El mercado inmobiliario torna a estar eufórico. Sus precios crecen sin prisa pero sin pausa desde comienzos de 2015. Todavía están lejos de las cotas máximas que escalaron ocho años atrás. Pero ya rozan cumbres históricas en determinadas zonas de Madrid y Barcelona.
Durante la pasada fase de esplendor, las tarifas se movieron al alza sin interrupción durante diez años, hasta finales de 2007. En dicho periodo, el coste medio del metro cuadrado en España se disparó de menos de 800 euros a 2.048 euros.
Como es lógico, no todas las ciudades registran los mismos niveles. La capital del Reino y la Ciudad Condal, junto con sus respectivas coronas, acaparan el podio. La ascensión que acontece a la sazón es tan vertiginosa, que origina situaciones inverosímiles. Así, ciertos pisos ubicados en una ciudad de clases trabajadoras como Hospitalet de Llobregat, se acercan a cifras similares a las vigentes en París.
Desde el pinchazo de la burbuja, el sector atravesó una larga fase recesiva que se prolongó hasta el primer trimestre de 2015. Los cadáveres empresariales poblaron la piel de toro. Los ciudadanos arruinados y endeudados de por vida constituyeron una legión interminable.

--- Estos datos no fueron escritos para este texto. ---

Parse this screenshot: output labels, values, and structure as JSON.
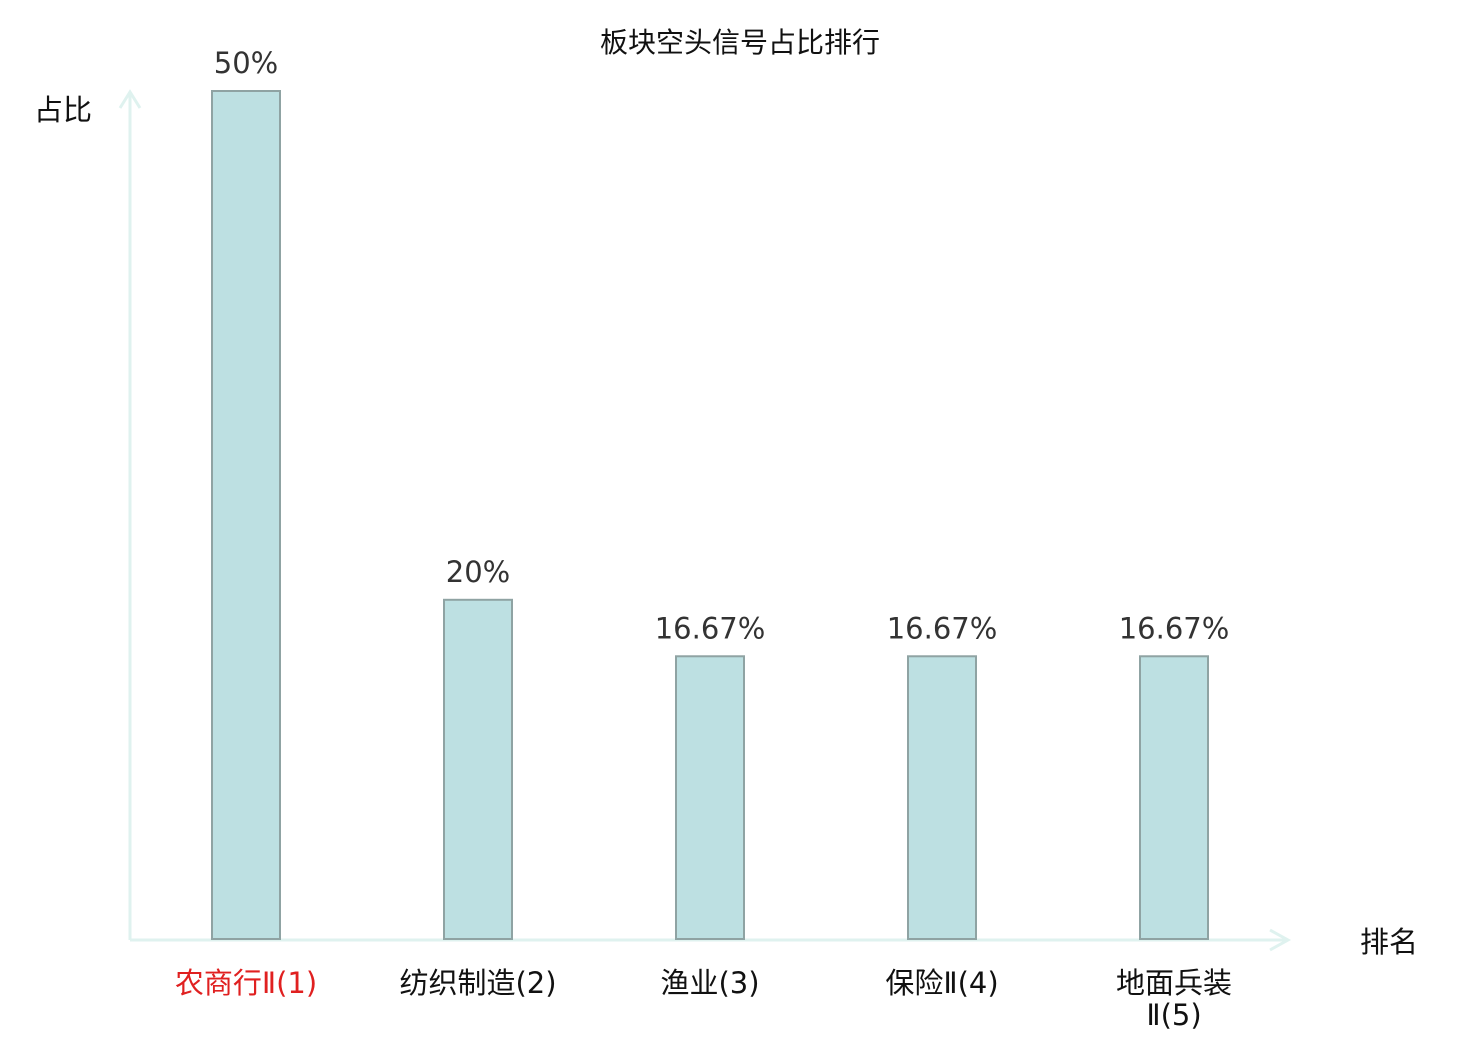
{
  "chart_data": {
    "type": "bar",
    "title": "板块空头信号占比排行",
    "xlabel": "排名",
    "ylabel": "占比",
    "categories": [
      [
        "农商行Ⅱ(1)"
      ],
      [
        "纺织制造(2)"
      ],
      [
        "渔业(3)"
      ],
      [
        "保险Ⅱ(4)"
      ],
      [
        "地面兵装",
        "Ⅱ(5)"
      ]
    ],
    "values": [
      50,
      20,
      16.67,
      16.67,
      16.67
    ],
    "value_labels": [
      "50%",
      "20%",
      "16.67%",
      "16.67%",
      "16.67%"
    ],
    "unit": "%",
    "ylim": [
      0,
      50
    ],
    "grid": false,
    "legend": "none",
    "highlight_index": 0,
    "colors": {
      "bar_fill": "#bde0e2",
      "bar_stroke": "#8fa3a3",
      "axis": "#dff2ef",
      "highlight_label": "#e02020",
      "label": "#111111",
      "value_label": "#333333"
    }
  }
}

El precio del metro cuadrado se derrumbó y cayó prácticamente a la mitad, hasta 1.197 euros. Pero ya se sabe que los seres humanos son los únicos animales que tropiezan dos veces en la misma piedra.

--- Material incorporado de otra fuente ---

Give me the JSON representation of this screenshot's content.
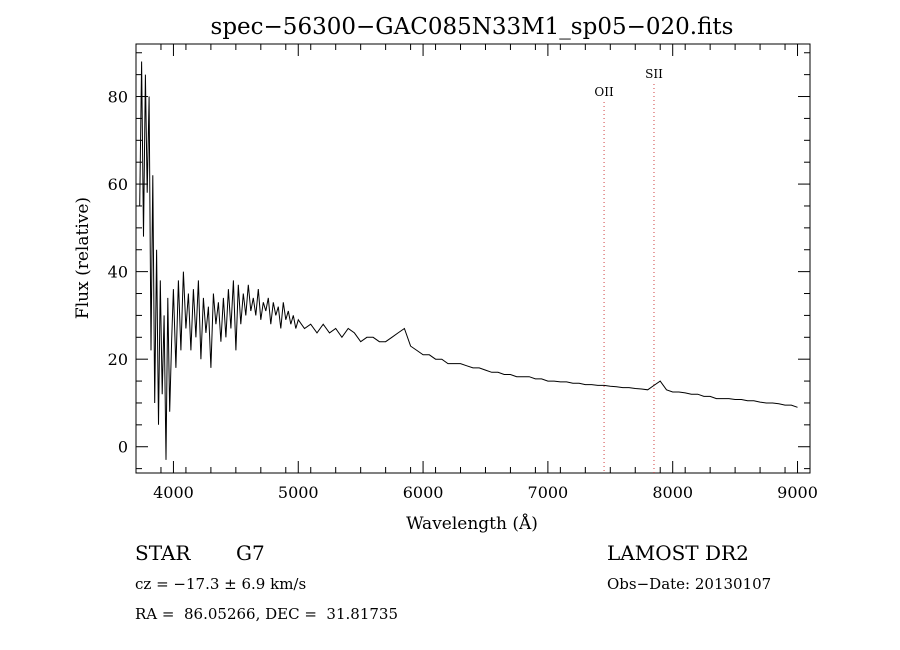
{
  "chart_data": {
    "type": "line",
    "title": "spec−56300−GAC085N33M1_sp05−020.fits",
    "xlabel": "Wavelength (Å)",
    "ylabel": "Flux (relative)",
    "xlim": [
      3700,
      9100
    ],
    "ylim": [
      -6,
      92
    ],
    "x_ticks": [
      4000,
      5000,
      6000,
      7000,
      8000,
      9000
    ],
    "y_ticks": [
      0,
      20,
      40,
      60,
      80
    ],
    "x_tick_labels": [
      "4000",
      "5000",
      "6000",
      "7000",
      "8000",
      "9000"
    ],
    "y_tick_labels": [
      "0",
      "20",
      "40",
      "60",
      "80"
    ],
    "grid": false,
    "series": [
      {
        "x": [
          3730,
          3745,
          3760,
          3775,
          3790,
          3805,
          3820,
          3835,
          3850,
          3865,
          3880,
          3895,
          3910,
          3925,
          3940,
          3955,
          3970,
          3985,
          4000,
          4020,
          4040,
          4060,
          4080,
          4100,
          4120,
          4140,
          4160,
          4180,
          4200,
          4220,
          4240,
          4260,
          4280,
          4300,
          4320,
          4340,
          4360,
          4380,
          4400,
          4420,
          4440,
          4460,
          4480,
          4500,
          4520,
          4540,
          4560,
          4580,
          4600,
          4620,
          4640,
          4660,
          4680,
          4700,
          4720,
          4740,
          4760,
          4780,
          4800,
          4820,
          4840,
          4860,
          4880,
          4900,
          4920,
          4940,
          4960,
          4980,
          5000,
          5050,
          5100,
          5150,
          5200,
          5250,
          5300,
          5350,
          5400,
          5450,
          5500,
          5550,
          5600,
          5650,
          5700,
          5750,
          5800,
          5850,
          5900,
          5950,
          6000,
          6050,
          6100,
          6150,
          6200,
          6250,
          6300,
          6350,
          6400,
          6450,
          6500,
          6550,
          6600,
          6650,
          6700,
          6750,
          6800,
          6850,
          6900,
          6950,
          7000,
          7050,
          7100,
          7150,
          7200,
          7250,
          7300,
          7350,
          7400,
          7450,
          7500,
          7550,
          7600,
          7650,
          7700,
          7750,
          7800,
          7850,
          7900,
          7950,
          8000,
          8050,
          8100,
          8150,
          8200,
          8250,
          8300,
          8350,
          8400,
          8450,
          8500,
          8550,
          8600,
          8650,
          8700,
          8750,
          8800,
          8850,
          8900,
          8950,
          9000
        ],
        "y": [
          55,
          88,
          48,
          85,
          58,
          80,
          22,
          62,
          10,
          45,
          5,
          38,
          12,
          30,
          -3,
          34,
          8,
          24,
          36,
          18,
          38,
          22,
          40,
          27,
          35,
          22,
          36,
          25,
          38,
          20,
          34,
          26,
          32,
          18,
          35,
          28,
          33,
          24,
          34,
          25,
          36,
          27,
          38,
          22,
          37,
          28,
          35,
          30,
          37,
          31,
          34,
          30,
          36,
          29,
          33,
          31,
          34,
          28,
          33,
          30,
          32,
          27,
          33,
          29,
          31,
          28,
          30,
          27,
          29,
          27,
          28,
          26,
          28,
          26,
          27,
          25,
          27,
          26,
          24,
          25,
          25,
          24,
          24,
          25,
          26,
          27,
          23,
          22,
          21,
          21,
          20,
          20,
          19,
          19,
          19,
          18.5,
          18,
          18,
          17.5,
          17,
          17,
          16.5,
          16.5,
          16,
          16,
          16,
          15.5,
          15.5,
          15,
          15,
          14.8,
          14.8,
          14.5,
          14.5,
          14.2,
          14.2,
          14,
          14,
          13.8,
          13.7,
          13.5,
          13.5,
          13.3,
          13.2,
          13,
          14,
          15,
          13,
          12.5,
          12.5,
          12.3,
          12,
          12,
          11.5,
          11.5,
          11,
          11,
          11,
          10.8,
          10.8,
          10.5,
          10.5,
          10.2,
          10,
          10,
          9.8,
          9.5,
          9.5,
          9
        ]
      }
    ],
    "lines": [
      {
        "label": "OII",
        "x": 7450
      },
      {
        "label": "SII",
        "x": 7850
      }
    ]
  },
  "info": {
    "class": "STAR",
    "subclass": "G7",
    "survey": "LAMOST DR2",
    "cz": "cz = −17.3 ± 6.9 km/s",
    "obs_date": "Obs−Date: 20130107",
    "radec": "RA =  86.05266, DEC =  31.81735"
  }
}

Tarde o temprano el sector volverá a vivir otra crisis, quien sabe si mayúscula, los activos perderán valor y se necesitará el transcurso de muchas temporadas hasta recuperar la senda de la expansión.

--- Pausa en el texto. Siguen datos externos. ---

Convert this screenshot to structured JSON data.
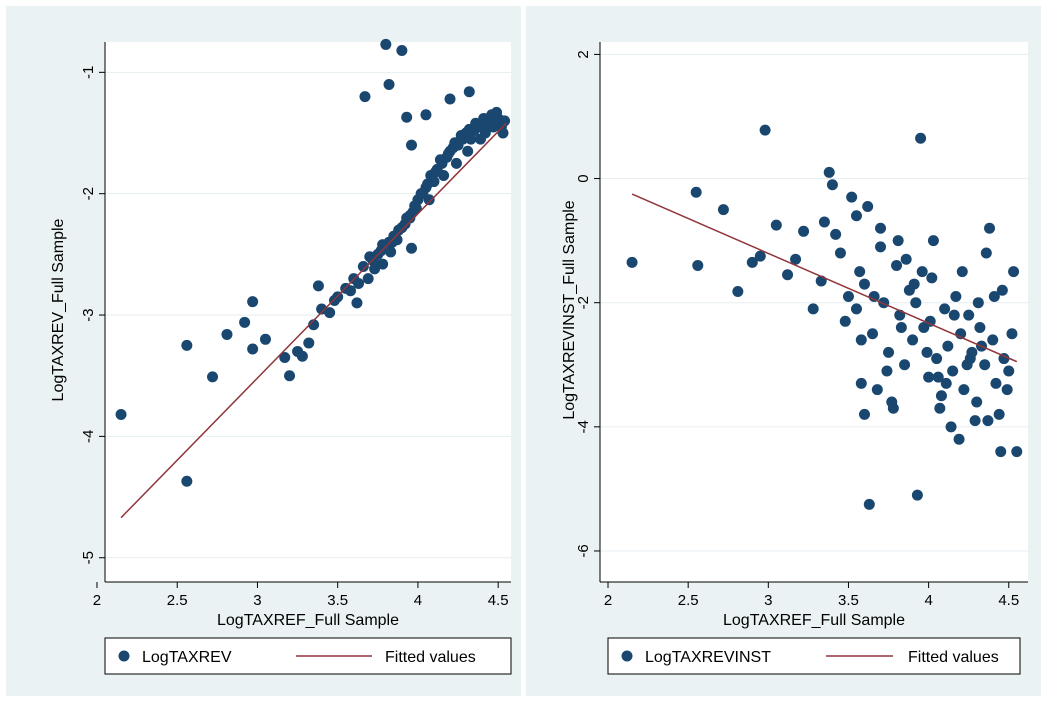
{
  "colors": {
    "outer_background": "#eaf2f3",
    "plot_background": "#ffffff",
    "grid": "#e6eef0",
    "marker": "#1a476f",
    "fit_line": "#90353b"
  },
  "chart_data": [
    {
      "type": "scatter",
      "xlabel": "LogTAXREF_Full Sample",
      "ylabel": "LogTAXREV_Full Sample",
      "xlim": [
        2.05,
        4.58
      ],
      "ylim": [
        -5.2,
        -0.75
      ],
      "xticks": [
        2,
        2.5,
        3,
        3.5,
        4,
        4.5
      ],
      "xtick_labels": [
        "2",
        "2.5",
        "3",
        "3.5",
        "4",
        "4.5"
      ],
      "yticks": [
        -5,
        -4,
        -3,
        -2,
        -1
      ],
      "ytick_labels": [
        "-5",
        "-4",
        "-3",
        "-2",
        "-1"
      ],
      "grid": true,
      "legend_position": "bottom",
      "series": [
        {
          "name": "LogTAXREV",
          "kind": "scatter",
          "x": [
            2.15,
            2.56,
            2.56,
            2.72,
            2.81,
            2.92,
            2.97,
            2.97,
            3.05,
            3.17,
            3.2,
            3.25,
            3.28,
            3.32,
            3.35,
            3.38,
            3.4,
            3.45,
            3.48,
            3.5,
            3.55,
            3.58,
            3.6,
            3.63,
            3.66,
            3.67,
            3.7,
            3.72,
            3.75,
            3.78,
            3.8,
            3.82,
            3.82,
            3.85,
            3.88,
            3.9,
            3.92,
            3.93,
            3.95,
            3.96,
            3.96,
            3.97,
            3.98,
            4.0,
            4.02,
            4.05,
            4.08,
            4.1,
            4.12,
            4.15,
            4.18,
            4.2,
            4.22,
            4.25,
            4.28,
            4.3,
            4.33,
            4.35,
            4.38,
            4.4,
            4.42,
            4.45,
            4.48,
            4.5,
            4.52,
            4.54,
            3.78,
            3.83,
            3.87,
            3.9,
            3.95,
            3.99,
            4.03,
            4.06,
            4.11,
            4.14,
            4.19,
            4.23,
            4.27,
            4.32,
            4.36,
            4.41,
            4.46,
            4.49,
            4.53,
            3.62,
            3.69,
            3.73,
            3.77,
            3.84,
            3.93,
            4.07,
            4.16,
            4.24,
            4.31,
            4.39,
            4.47,
            4.05,
            4.2,
            4.32
          ],
          "y": [
            -3.82,
            -4.37,
            -3.25,
            -3.51,
            -3.16,
            -3.06,
            -2.89,
            -3.28,
            -3.2,
            -3.35,
            -3.5,
            -3.3,
            -3.34,
            -3.23,
            -3.08,
            -2.76,
            -2.95,
            -2.98,
            -2.88,
            -2.85,
            -2.78,
            -2.8,
            -2.7,
            -2.74,
            -2.6,
            -1.2,
            -2.52,
            -2.55,
            -2.5,
            -2.42,
            -0.77,
            -1.1,
            -2.4,
            -2.35,
            -2.3,
            -0.82,
            -2.25,
            -1.37,
            -2.2,
            -1.6,
            -2.45,
            -2.15,
            -2.1,
            -2.05,
            -2.0,
            -1.95,
            -1.85,
            -1.9,
            -1.8,
            -1.75,
            -1.7,
            -1.65,
            -1.62,
            -1.6,
            -1.55,
            -1.5,
            -1.55,
            -1.48,
            -1.45,
            -1.45,
            -1.5,
            -1.42,
            -1.4,
            -1.38,
            -1.45,
            -1.4,
            -2.58,
            -2.48,
            -2.38,
            -2.28,
            -2.18,
            -2.12,
            -2.0,
            -1.92,
            -1.82,
            -1.72,
            -1.67,
            -1.58,
            -1.52,
            -1.47,
            -1.42,
            -1.38,
            -1.35,
            -1.33,
            -1.5,
            -2.9,
            -2.7,
            -2.62,
            -2.47,
            -2.4,
            -2.2,
            -2.05,
            -1.85,
            -1.75,
            -1.65,
            -1.55,
            -1.45,
            -1.35,
            -1.22,
            -1.16
          ]
        },
        {
          "name": "Fitted values",
          "kind": "line",
          "x": [
            2.15,
            4.55
          ],
          "y": [
            -4.67,
            -1.42
          ]
        }
      ]
    },
    {
      "type": "scatter",
      "xlabel": "LogTAXREF_Full Sample",
      "ylabel": "LogTAXREVINST_Full Sample",
      "xlim": [
        1.95,
        4.62
      ],
      "ylim": [
        -6.5,
        2.2
      ],
      "xticks": [
        2,
        2.5,
        3,
        3.5,
        4,
        4.5
      ],
      "xtick_labels": [
        "2",
        "2.5",
        "3",
        "3.5",
        "4",
        "4.5"
      ],
      "yticks": [
        -6,
        -4,
        -2,
        0,
        2
      ],
      "ytick_labels": [
        "-6",
        "-4",
        "-2",
        "0",
        "2"
      ],
      "grid": true,
      "legend_position": "bottom",
      "series": [
        {
          "name": "LogTAXREVINST",
          "kind": "scatter",
          "x": [
            2.15,
            2.55,
            2.56,
            2.72,
            2.81,
            2.9,
            2.95,
            2.98,
            3.05,
            3.12,
            3.17,
            3.22,
            3.28,
            3.33,
            3.35,
            3.38,
            3.4,
            3.42,
            3.45,
            3.48,
            3.5,
            3.52,
            3.55,
            3.57,
            3.58,
            3.6,
            3.62,
            3.63,
            3.65,
            3.68,
            3.7,
            3.72,
            3.75,
            3.77,
            3.8,
            3.82,
            3.85,
            3.88,
            3.9,
            3.93,
            3.95,
            3.97,
            4.0,
            4.02,
            4.05,
            4.07,
            4.1,
            4.12,
            4.15,
            4.17,
            4.2,
            4.22,
            4.25,
            4.27,
            4.3,
            4.32,
            4.35,
            4.37,
            4.4,
            4.42,
            4.45,
            4.47,
            4.5,
            4.52,
            4.55,
            3.58,
            3.66,
            3.74,
            3.83,
            3.91,
            3.99,
            4.08,
            4.16,
            4.24,
            4.33,
            4.41,
            4.49,
            3.7,
            3.86,
            4.03,
            4.19,
            4.36,
            4.53,
            3.6,
            3.78,
            3.96,
            4.14,
            4.29,
            4.46,
            3.92,
            4.01,
            4.11,
            4.21,
            4.31,
            4.44,
            3.55,
            3.81,
            4.06,
            4.26,
            4.38
          ],
          "y": [
            -1.35,
            -0.22,
            -1.4,
            -0.5,
            -1.82,
            -1.35,
            -1.25,
            0.78,
            -0.75,
            -1.55,
            -1.3,
            -0.85,
            -2.1,
            -1.65,
            -0.7,
            0.1,
            -0.1,
            -0.9,
            -1.2,
            -2.3,
            -1.9,
            -0.3,
            -0.6,
            -1.5,
            -3.3,
            -1.7,
            -0.45,
            -5.25,
            -2.5,
            -3.4,
            -1.1,
            -2.0,
            -2.8,
            -3.6,
            -1.4,
            -2.2,
            -3.0,
            -1.8,
            -2.6,
            -5.1,
            0.65,
            -2.4,
            -3.2,
            -1.6,
            -2.9,
            -3.7,
            -2.1,
            -2.7,
            -3.1,
            -1.9,
            -2.5,
            -3.4,
            -2.2,
            -2.8,
            -3.6,
            -2.4,
            -3.0,
            -3.9,
            -2.6,
            -3.3,
            -4.4,
            -2.9,
            -3.1,
            -2.5,
            -4.4,
            -2.6,
            -1.9,
            -3.1,
            -2.4,
            -1.7,
            -2.8,
            -3.5,
            -2.2,
            -3.0,
            -2.7,
            -1.9,
            -3.4,
            -0.8,
            -1.3,
            -1.0,
            -4.2,
            -1.2,
            -1.5,
            -3.8,
            -3.7,
            -1.5,
            -4.0,
            -3.9,
            -1.8,
            -2.0,
            -2.3,
            -3.3,
            -1.5,
            -2.0,
            -3.8,
            -2.1,
            -1.0,
            -3.2,
            -2.9,
            -0.8
          ],
          "_note": ""
        },
        {
          "name": "Fitted values",
          "kind": "line",
          "x": [
            2.15,
            4.55
          ],
          "y": [
            -0.25,
            -2.95
          ]
        }
      ]
    }
  ]
}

Nadie sabe en estos momentos cuándo se producirá el estallido. Por si las moscas, sé de algún multimillonario que ha dado instrucciones a sus banqueros para que vendan el grueso de sus inversiones y eleven el líquido disponible al máximo.
El negocio del totxo, como cualquier otro, alterna ciclos positivos y negativos. En las cuatro últimas décadas ha habido tres grandes recesiones. La primera, a mediados de los años setenta, a raíz del desplome petrolero. La segunda, a comienzos de los 90, cuando hubo que digerir la onerosa factura de los fastos olímpicos de Barcelona y los derroches exorbitantes de la Expo sevillana. La tercera es la que transcurre de 2008 a 2015.
Esta última fase depresiva es de tal envergadura y tan intensa que se lleva por delante a las seculares cajas de ahorros. Es de recordar el pequeño detalle de que las cajas más dañadas y las que más volumen de recursos costaron a los contribuyentes son precisamente las que más denso cupo de políticos albergaban en su cúpula. Tal es el caso de Caixa Catalunya, Caja Madrid-Bankia y Caja de Ahorros del Mediterráneo. El ladrillazo también hundió de forma definitiva al Popular, antaño uno los bancos más eficientes de Europa.
Los bancos escapan ahora en tromba del sector. En el intervalo 2014-2017, se han desprendido de activos inmobiliarios por valor de 100.000 millones. Este año, para redondear la liquidación de existencias, se desharán de otros 50.000 millones.
Caixabank es el último que se suma a la moda con fruición. Hace pocos días traspasó 12.800 millones, equivalentes al 80% de la montaña de ladrillos que almacenaba su balance. Próximamente se prevé que Banco Sabadell y Sareb hagan lo mismo.
Quién sabe si esta tocata y fuga de los señores de la pasta es una señal de advertencia o, por el contrario, quedan aún algunos años de alegría. En todo caso, la reciente crisis ha puesto de relieve, una vez más, aquella vieja máxima de que no conviene estirar más el brazo que la manga. Mucho menos aún, asumir costes financieros desmedidos, en la confianza de que la posible revalorización de los bienes permitirá soportarlos con holgura. De momento, sigue la fiesta y el jolgorio. Veremos hasta cuándo.